Buraya bir akademisyenin gelip konuşmasının maliyetini bir düşünün. Ekonomik anlamda söylemiyorum. Düşünün ki bir insan buraya gelmek için nelerden fedakârlıkta bulunuyor. Peki, bu işin organizasyonunda görev alanları bir düşünün. Işıkla, sesle, bilgisayarla, basılı materyallerin hazırlanmasıyla ilgili çalışan personeli düşünün. Dolayısıyla dışarıdan sıradan gözüken bir etkinliğin bile aslında pek çok insanın emeği sonucunda organize edildiğinin farkında olunuz. Bütün bu insanlar ilmin hatırına emek sarf ediyorlar. Bu organizasyonda emeği geçen bütün arkadaşlarıma teşekkür ediyorum. Lütfen bu tarz etkinliklerin sayısını artırın. Özellikle öğrenci arkadaşların bu işin içinde yer alması beni çok sevindirdi.”

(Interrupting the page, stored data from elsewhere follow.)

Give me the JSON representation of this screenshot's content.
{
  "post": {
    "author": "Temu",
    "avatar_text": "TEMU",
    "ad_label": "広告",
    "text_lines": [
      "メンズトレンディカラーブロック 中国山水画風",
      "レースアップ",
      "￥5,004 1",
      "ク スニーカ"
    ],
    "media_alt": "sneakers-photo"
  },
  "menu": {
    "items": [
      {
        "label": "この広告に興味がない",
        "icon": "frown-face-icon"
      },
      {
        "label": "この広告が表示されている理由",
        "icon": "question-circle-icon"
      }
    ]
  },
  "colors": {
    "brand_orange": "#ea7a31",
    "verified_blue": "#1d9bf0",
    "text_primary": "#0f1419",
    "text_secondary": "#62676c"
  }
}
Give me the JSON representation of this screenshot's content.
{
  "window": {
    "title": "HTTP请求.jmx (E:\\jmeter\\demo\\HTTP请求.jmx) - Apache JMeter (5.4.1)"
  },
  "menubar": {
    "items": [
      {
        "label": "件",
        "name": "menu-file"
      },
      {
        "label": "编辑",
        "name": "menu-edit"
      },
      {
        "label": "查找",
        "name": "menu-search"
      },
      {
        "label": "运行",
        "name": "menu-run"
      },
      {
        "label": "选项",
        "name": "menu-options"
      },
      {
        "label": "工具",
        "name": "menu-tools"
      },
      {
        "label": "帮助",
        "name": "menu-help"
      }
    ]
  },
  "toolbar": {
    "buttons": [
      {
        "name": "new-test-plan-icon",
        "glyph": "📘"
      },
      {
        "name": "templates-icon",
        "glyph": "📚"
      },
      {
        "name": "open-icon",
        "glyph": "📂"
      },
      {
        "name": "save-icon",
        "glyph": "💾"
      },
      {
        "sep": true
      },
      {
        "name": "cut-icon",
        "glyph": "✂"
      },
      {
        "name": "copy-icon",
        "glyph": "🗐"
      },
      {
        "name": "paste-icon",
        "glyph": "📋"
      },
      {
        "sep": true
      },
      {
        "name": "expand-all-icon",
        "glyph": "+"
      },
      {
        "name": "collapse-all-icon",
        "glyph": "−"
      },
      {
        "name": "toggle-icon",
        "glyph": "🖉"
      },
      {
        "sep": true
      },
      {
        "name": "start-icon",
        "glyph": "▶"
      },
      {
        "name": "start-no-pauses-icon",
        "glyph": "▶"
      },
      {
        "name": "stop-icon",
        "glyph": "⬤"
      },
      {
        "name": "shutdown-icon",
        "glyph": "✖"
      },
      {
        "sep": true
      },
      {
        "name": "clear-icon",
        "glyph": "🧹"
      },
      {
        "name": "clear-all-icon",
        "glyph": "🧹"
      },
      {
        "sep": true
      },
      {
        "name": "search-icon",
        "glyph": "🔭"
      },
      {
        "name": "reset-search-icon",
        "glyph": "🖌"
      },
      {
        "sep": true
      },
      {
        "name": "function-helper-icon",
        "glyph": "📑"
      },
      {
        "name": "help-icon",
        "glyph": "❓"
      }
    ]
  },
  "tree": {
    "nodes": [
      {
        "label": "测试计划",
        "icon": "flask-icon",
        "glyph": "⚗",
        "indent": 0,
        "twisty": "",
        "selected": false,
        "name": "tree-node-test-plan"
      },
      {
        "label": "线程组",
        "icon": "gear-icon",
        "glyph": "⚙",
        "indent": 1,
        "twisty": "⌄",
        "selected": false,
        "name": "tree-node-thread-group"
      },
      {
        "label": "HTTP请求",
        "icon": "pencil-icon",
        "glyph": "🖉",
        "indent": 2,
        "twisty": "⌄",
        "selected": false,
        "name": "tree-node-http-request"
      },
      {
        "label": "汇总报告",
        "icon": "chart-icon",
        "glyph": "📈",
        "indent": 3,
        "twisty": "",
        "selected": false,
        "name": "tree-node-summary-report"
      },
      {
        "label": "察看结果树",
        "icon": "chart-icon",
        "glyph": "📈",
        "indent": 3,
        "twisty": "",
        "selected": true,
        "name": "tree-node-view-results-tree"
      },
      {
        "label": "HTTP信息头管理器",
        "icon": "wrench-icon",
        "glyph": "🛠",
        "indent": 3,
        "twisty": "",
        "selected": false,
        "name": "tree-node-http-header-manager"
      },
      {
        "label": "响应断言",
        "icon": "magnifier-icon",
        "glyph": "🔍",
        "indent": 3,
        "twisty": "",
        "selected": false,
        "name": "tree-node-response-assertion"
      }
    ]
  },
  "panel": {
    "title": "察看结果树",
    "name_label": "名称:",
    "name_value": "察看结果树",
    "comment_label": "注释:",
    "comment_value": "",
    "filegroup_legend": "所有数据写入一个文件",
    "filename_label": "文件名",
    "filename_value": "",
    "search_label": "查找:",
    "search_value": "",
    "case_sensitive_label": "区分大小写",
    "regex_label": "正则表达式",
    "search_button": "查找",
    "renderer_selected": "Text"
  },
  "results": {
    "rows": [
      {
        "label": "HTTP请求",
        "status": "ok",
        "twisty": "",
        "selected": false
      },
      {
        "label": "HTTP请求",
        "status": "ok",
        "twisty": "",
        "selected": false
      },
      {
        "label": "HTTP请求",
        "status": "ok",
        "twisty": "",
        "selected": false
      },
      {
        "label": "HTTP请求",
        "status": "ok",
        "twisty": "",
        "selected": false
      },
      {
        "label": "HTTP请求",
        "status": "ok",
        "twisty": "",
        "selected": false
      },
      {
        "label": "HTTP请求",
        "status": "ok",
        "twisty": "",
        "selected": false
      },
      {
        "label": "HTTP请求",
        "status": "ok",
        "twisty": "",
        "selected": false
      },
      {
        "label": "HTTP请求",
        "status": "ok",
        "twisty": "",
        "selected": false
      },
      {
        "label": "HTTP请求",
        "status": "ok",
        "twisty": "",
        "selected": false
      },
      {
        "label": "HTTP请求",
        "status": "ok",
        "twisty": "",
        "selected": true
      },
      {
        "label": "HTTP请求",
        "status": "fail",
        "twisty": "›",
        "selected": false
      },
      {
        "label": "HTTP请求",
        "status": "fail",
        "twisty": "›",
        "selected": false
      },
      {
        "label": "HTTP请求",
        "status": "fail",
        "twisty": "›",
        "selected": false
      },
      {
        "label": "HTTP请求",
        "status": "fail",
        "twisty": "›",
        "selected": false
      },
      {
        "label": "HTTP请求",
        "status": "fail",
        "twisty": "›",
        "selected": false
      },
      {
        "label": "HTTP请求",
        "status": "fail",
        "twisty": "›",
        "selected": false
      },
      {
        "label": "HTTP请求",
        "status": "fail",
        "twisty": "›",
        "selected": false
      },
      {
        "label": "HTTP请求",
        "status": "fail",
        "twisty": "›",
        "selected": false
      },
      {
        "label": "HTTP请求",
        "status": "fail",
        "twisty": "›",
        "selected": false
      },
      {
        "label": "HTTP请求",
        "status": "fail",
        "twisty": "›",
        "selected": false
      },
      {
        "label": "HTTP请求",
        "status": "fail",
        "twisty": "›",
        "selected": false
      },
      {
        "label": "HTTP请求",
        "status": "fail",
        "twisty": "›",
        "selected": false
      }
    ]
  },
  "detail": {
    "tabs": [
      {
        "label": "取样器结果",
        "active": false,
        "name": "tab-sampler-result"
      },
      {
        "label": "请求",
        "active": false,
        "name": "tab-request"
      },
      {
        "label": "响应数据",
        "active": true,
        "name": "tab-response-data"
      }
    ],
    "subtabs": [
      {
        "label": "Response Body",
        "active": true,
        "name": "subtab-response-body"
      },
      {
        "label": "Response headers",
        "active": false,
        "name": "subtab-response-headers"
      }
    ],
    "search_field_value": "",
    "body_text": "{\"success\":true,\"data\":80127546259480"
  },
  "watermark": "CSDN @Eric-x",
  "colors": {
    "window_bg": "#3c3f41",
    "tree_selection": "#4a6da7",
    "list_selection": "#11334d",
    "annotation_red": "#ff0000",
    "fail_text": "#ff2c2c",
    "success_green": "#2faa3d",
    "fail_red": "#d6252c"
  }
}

“BİZ TOPLUM MÜHENDİSİ DEĞİL, TOPLUM DİPLOMATIYIZ”

Rektör Polat, ayrıca şunları söyledi: “Biliyorsunuz 10 - 13 Mayıs tarihleri arasında yapılacak 6. Türkiye Lisansüstü Çalışmalar Kongresi dolayısıyla master ve doktora yapan onlarca insan üniversitemize gelecek. O kongrede kendinize yakın gördüğünüz insanlar varsa onlarla irtibatınızı devam ettirin arkadaşlar. Hz. Peygamberimizin bir tebliğ kavramına değinerek sözlerini tamamlamak istiyorum. Göz koymak kavramı. Hz. Peygamber bazı insanlara göz koyardı. Derdi ki ‘Bu kazanılması gereken bir insandır.’ Hz. Ömer de onlardan biriydi. Efendimizin, Müslüman olması için Allah’a dua ettiği iki Ömer vardı, biliyorsunuz. Diğeri de Ebu Cehildir. Ebu Cehil 70 yaşında Bedir Savaşında öldürüldü ama Hz. Ömer kazanıldı. Çünkü bunlar toplumda itibarlı insanlardı. Ebu Cehil deyip de geçmeyin. Sözü geçen, saygın bir insan… Allah ona değil diğer bir itibarlı insan olan Hz. Ömer’e iman nasip etti ama uğraşan kimdi? Hz. Peygamber. Çünkü ona göz koydu.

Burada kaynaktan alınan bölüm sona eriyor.